From time to time I like to read books about maths. This book is the story of Paul Erdos, one of the great mathematicians or our time. Actually I hadn't heard of him before but I'm not sure if that's because he was more famous in America or because maths celebrities simply don't get the exposure they deserve. When I heard about this odd genius who drifted from friend to friend, arriving unannounced to stay at their houses for weeks or months and declaring merely on their doorsteps "my brain is open", I just had to read the book.

Paul Hoffman has written Erdos's life story but since the life of a mathematician on the face of it yields little material for an incident-packed biography he has also padded the book out with some simple mathematical theory, some entertaining anecdotes and a few diversions into the life stories of other mathematicians. It makes for quite a good mix. However if you check the reviews in Amazon there are several angry reviewers who condemn Hoffman for, basically it seems to me, his lightweight approach. I can only presume these reviewers were after a less accessible, more serious and more academic book. Fine if you're a maths graduate and that's what lights your fire.

It was a monkish life. Erdos had no interest in either sex or money. In fact he had little interest in anything that wasn't maths. Hoffman depicts Erdos doing maths day and night, sometimes alone but usually in excited collaboration with others, as work and as recreation, indoors, outdoors, scribbling theorems on whatever was at hand; paper, blackboards, table tops, napkins. It's a great story of a true eccentric genius.

It's also a view into another world, a world populated by hundreds of intelligent and creative people, not just Erdos, working feverishly and excitedly on numbers. Just numbers and maths. It's easy to understand the attraction - it's the purity of proof, absolute right or wrong answers, something that no other human pursuit provides us.

In later chapters Hoffman asks an interesting question - are these people, Erdos and other mathematicians, providing the real world with anything useful and usable, or are they simply engaged in a gigantic intellectual hobby? His answers are inconclusive. There are several stories of Erdos and his closest collaborators solving important problems to do with telephony. There's also a fascinating story of mathematicians providing an answer of a sorts to the "bin stocking" problem. This is the apparently simple issue of how to load objects of different sizes and weights into lorries (or warehouse bins or whatever) in the most efficient manner. This is a problem I have actually faced myself in designing software for industry and I had always assumed that there existed an algorithm or a formula which would duly deliver the ideal fit. I was amazed to learn that no such answer exists. In fact the reverse has been proved - that it is mathematically impossible to determine an ideal and that formulas can only provide a best-fit solution.

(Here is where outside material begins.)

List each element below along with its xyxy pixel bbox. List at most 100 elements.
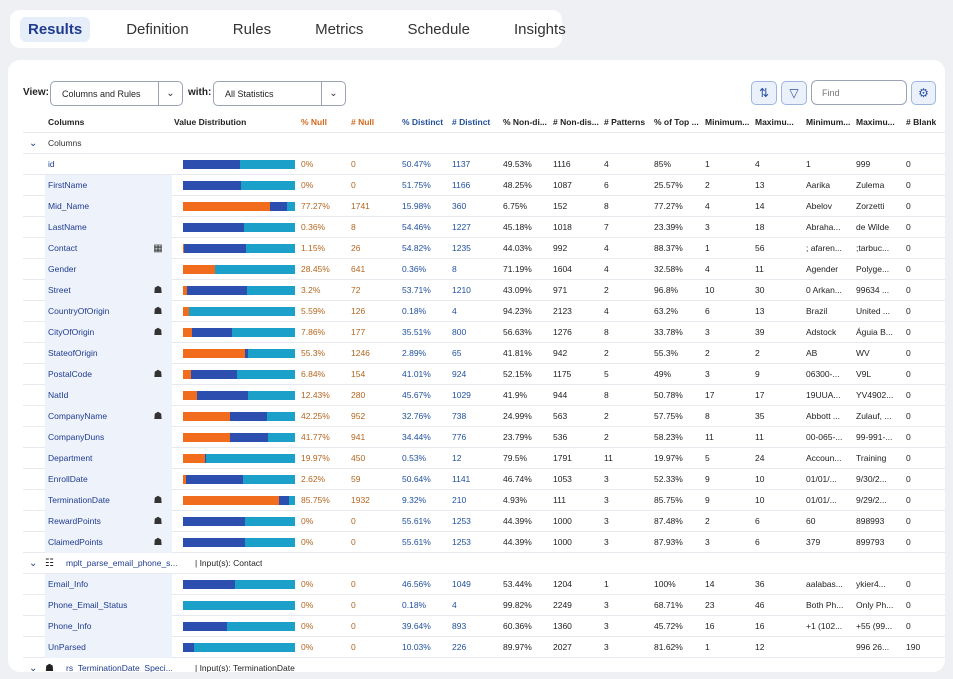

On the other hand, there are many examples where the problems which Erdos and others chewed over for months or years were of demonstrably no practical use to the rest of us. Prime numbers, exponents, the Fibonacci numbers, e (the natural logarithm) and pi ... these have invaluable properties and are of immense interest to the natural world but mathematicians are truly obsessed by them, above and beyond their practical usefulness. It's always nice to end a maths related review with a staggering fact: pi has been calculated to more than 50 billion decimal places. Sounds like an esoteric exercise but, hey, knowing pi to millions of decimal places is potentially useful in engineering, huh? However, according to Hoffman, in order to compute "the circumference of a circle girdling the known universe with an error no greater than the radius of a hydrogen atom" pi's value needs to be computed to ... just 39 decimal places. Wow.